Вечер был тихий, теплый. Комары толклись. Еще больше их стало, когда пастух Гуря разложил в прогоне завор и пропустил стадо в деревню. Оно привело за собой тучи оводов и слепней. Коровы входили в деревенскую улицу тихо и важно, как на параде. Сытые, уставшие за день, измученные кровожадными оводами. Телята с овцами первые бросились к своим подворьям. Что тут поднялось по всей Шибанихе! Крики баб и ребячьи в каждом заулке, звуки железных ботал, блеяние, мычанье… Коровы вставали прямо к своим крылечкам, терпеливо ждали болыпух с подойниками, детки березовыми веничками обороняли скотину от комаров, чтобы матери подоили коров. Запахло молоком и коровьим потом, заоткрывались воротницы дворных широких проемов. Через час все стихло, и шибановская деревня опустела. Редко-редко басом проблеет какой-нибудь беспутный баран…
Лишь после всего этого старик Новожил пропустил в деревню колхозное стадо. Он распределил его в пустые дворы по обоим концам: в лошкаревский, орловский, роговский, мироновский, поповский дворы. Колхозные ухажерки пошли доить после того, как подоили своих. «Говорят, у реки новый двор ладят рубить, — вспомнил Евграф ольховские разговоры, и ему стало вроде повеселее. — В Ольховице вон рубят уж. Только много ли у них лесу-то под сок рубленного? Большой двор-то намечен! На сто, а может, и больше коров…»
Был, видимо, сухорос. Солнышко садилось в такой лазоревой, такой золотой широте родимого неба, таким теплым запахом высыхающих трав тянуло с пожен вместе с вечерней прохладой, что у Евграфа опять захватило дух: «Дома! Ведь он в Шибанихе! Ни тюрьмы теперь, ни чужбины… Слава Богу…»

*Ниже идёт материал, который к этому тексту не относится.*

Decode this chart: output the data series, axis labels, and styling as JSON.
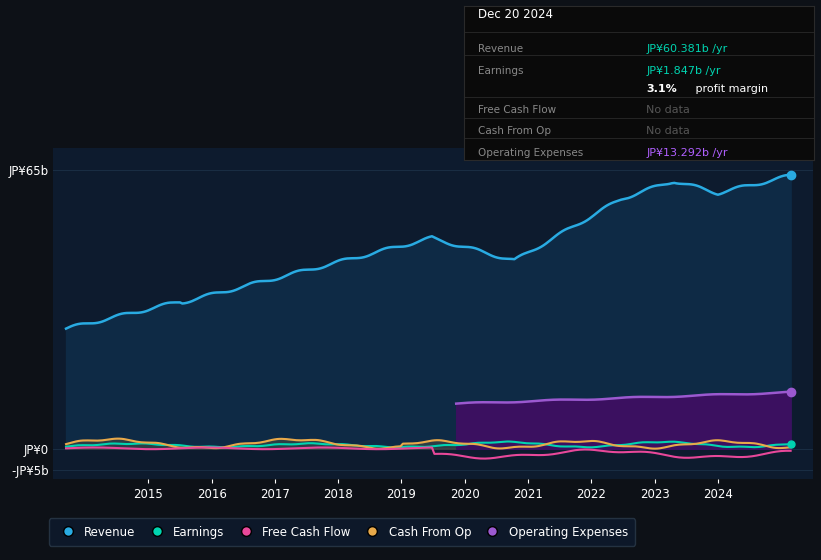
{
  "background_color": "#0d1117",
  "plot_bg_color": "#0d1b2e",
  "title_box": {
    "date": "Dec 20 2024",
    "revenue_label": "Revenue",
    "revenue_val": "JP¥60.381b",
    "earnings_label": "Earnings",
    "earnings_val": "JP¥1.847b",
    "profit_margin_bold": "3.1%",
    "profit_margin_rest": " profit margin",
    "fcf_label": "Free Cash Flow",
    "fcf_val": "No data",
    "cop_label": "Cash From Op",
    "cop_val": "No data",
    "opex_label": "Operating Expenses",
    "opex_val": "JP¥13.292b"
  },
  "series": {
    "revenue": {
      "color": "#29abe2",
      "fill_color": "#0e2a45",
      "label": "Revenue"
    },
    "earnings": {
      "color": "#00d4b0",
      "label": "Earnings"
    },
    "free_cash_flow": {
      "color": "#e8489a",
      "label": "Free Cash Flow"
    },
    "cash_from_op": {
      "color": "#e8a94a",
      "label": "Cash From Op"
    },
    "operating_expenses": {
      "color": "#9b59d0",
      "fill_color": "#3b1060",
      "label": "Operating Expenses"
    }
  },
  "grid_color": "#1a2e44",
  "ylim": [
    -7,
    70
  ],
  "xlim": [
    2013.5,
    2025.5
  ],
  "x_ticks": [
    2015,
    2016,
    2017,
    2018,
    2019,
    2020,
    2021,
    2022,
    2023,
    2024
  ],
  "y_labels": [
    [
      65,
      "JP¥65b"
    ],
    [
      0,
      "JP¥0"
    ],
    [
      -5,
      "-JP¥5b"
    ]
  ]
}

— Садись-ко, Анфимович, мой руки да и садись за стол! — торопила Самовариха. — Вон с Гурей заодно и поужнаешь, а мы трое как-нибудь и потом… Ты, Гуря, чево узоришься? Видно, дома-то в Ольховице тебя лучше потчуют.

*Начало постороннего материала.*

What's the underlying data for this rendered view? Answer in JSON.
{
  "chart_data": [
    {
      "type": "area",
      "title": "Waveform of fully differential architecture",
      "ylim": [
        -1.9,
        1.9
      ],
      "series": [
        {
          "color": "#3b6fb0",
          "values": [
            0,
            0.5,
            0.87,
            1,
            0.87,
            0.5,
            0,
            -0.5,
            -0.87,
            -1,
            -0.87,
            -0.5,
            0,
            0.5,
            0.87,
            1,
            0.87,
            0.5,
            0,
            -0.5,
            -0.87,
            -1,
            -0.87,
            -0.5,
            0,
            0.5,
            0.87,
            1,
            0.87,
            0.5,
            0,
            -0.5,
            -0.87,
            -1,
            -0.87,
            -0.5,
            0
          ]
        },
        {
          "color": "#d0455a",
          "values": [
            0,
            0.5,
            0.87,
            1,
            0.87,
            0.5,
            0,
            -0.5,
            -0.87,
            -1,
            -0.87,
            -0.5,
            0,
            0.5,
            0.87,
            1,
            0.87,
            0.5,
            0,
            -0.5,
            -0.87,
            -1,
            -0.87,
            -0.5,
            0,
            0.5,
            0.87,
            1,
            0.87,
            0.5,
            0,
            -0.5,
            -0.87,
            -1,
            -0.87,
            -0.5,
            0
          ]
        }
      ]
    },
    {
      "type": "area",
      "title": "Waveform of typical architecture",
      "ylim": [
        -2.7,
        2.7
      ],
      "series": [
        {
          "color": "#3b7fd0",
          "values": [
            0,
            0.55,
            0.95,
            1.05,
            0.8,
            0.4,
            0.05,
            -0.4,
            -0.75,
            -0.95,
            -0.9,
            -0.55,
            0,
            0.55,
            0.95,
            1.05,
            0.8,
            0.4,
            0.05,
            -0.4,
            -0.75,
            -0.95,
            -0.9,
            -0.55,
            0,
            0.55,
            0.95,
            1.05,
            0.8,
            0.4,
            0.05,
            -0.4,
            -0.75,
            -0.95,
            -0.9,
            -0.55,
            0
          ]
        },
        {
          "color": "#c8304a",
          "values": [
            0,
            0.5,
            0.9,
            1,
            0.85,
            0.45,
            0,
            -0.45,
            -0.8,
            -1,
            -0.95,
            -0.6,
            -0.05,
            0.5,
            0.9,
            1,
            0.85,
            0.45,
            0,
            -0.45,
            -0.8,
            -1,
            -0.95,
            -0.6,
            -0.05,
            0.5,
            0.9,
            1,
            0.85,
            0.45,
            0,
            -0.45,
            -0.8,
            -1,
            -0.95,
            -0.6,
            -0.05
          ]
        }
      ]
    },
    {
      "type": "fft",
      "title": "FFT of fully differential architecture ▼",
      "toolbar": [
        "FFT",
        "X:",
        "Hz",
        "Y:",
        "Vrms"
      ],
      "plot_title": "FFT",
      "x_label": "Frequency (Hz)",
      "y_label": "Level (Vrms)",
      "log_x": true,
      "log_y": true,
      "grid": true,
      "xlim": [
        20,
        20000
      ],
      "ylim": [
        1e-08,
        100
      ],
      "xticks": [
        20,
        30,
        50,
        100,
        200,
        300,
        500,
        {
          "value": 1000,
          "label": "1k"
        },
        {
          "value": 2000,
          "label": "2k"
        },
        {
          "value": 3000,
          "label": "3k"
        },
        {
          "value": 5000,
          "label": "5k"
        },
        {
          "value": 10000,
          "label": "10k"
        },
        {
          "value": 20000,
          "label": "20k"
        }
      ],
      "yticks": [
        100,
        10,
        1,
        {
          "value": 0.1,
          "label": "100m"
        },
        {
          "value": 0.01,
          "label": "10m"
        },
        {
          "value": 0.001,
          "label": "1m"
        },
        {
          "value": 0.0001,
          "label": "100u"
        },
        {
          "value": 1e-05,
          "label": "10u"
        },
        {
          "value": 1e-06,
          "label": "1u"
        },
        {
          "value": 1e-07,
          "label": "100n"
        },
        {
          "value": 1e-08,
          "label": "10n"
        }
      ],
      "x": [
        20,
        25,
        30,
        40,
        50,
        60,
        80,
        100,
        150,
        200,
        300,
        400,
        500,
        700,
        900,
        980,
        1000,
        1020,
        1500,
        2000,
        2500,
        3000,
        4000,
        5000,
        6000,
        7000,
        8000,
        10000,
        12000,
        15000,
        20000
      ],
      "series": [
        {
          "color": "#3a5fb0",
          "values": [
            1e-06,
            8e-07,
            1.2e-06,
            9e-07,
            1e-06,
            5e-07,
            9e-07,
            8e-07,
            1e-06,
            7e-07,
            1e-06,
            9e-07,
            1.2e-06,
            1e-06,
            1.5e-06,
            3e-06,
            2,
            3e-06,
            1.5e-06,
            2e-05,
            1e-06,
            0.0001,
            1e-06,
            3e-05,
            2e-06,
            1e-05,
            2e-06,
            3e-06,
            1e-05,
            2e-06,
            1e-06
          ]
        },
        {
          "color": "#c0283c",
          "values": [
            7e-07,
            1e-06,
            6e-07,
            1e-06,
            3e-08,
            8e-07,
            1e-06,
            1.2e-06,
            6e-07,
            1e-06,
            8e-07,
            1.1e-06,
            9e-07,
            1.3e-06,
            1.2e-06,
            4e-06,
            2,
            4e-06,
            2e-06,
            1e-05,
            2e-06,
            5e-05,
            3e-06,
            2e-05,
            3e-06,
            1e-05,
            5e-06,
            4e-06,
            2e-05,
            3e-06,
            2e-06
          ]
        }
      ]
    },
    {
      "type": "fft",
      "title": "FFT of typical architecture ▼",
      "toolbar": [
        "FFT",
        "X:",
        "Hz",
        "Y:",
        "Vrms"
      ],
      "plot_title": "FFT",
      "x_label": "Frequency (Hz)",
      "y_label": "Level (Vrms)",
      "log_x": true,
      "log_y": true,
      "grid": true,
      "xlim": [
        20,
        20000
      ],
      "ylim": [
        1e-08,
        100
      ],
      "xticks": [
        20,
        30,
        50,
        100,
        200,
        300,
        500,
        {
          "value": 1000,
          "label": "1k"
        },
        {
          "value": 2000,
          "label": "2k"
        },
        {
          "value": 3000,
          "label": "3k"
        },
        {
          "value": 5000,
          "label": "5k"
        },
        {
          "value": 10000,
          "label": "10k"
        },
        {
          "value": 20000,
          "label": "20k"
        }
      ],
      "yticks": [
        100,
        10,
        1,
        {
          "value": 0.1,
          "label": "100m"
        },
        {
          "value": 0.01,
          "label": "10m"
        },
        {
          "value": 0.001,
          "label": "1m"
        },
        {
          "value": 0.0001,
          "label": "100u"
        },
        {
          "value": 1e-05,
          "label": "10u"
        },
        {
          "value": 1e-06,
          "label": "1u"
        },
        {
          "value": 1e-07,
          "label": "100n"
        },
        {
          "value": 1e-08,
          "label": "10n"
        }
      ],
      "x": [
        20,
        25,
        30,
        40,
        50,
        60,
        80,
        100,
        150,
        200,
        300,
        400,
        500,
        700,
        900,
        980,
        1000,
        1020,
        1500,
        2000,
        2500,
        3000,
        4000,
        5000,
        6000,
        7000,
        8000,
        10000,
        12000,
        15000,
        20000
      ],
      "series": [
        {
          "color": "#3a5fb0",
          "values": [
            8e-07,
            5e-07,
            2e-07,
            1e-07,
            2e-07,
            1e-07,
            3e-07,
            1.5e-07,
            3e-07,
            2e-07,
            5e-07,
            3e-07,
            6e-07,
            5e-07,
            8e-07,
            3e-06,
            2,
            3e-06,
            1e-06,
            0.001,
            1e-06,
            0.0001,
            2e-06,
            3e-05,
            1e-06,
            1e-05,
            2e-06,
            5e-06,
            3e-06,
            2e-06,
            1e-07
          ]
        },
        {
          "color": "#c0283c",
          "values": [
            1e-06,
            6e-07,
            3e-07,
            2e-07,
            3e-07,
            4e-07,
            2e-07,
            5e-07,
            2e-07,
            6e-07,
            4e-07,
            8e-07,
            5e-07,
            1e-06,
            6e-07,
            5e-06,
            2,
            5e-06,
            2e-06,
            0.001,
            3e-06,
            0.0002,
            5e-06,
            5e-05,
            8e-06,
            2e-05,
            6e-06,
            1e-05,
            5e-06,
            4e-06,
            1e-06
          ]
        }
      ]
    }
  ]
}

— Лучше, лучше потчуют дома-то, лучше, — заприговаривал пастух.
— А чем лучше-то, Гуря? Сиди уж! — подшучивала Самовариха, пока мужики брякали рукомойником. — Ведь у тебя нет ни отца, ни матки.
— Правда, правда, никого нет! Умерли оба. Правда.
Самовариха расстелила скатерть, выставила из печи большой черный горшок, подала Евграфу поварешку и принесла решето ржаных сухарей.
— Ну-ко, вот ешьте штечки постные, пока теплые! Сухарницу сами сделаете…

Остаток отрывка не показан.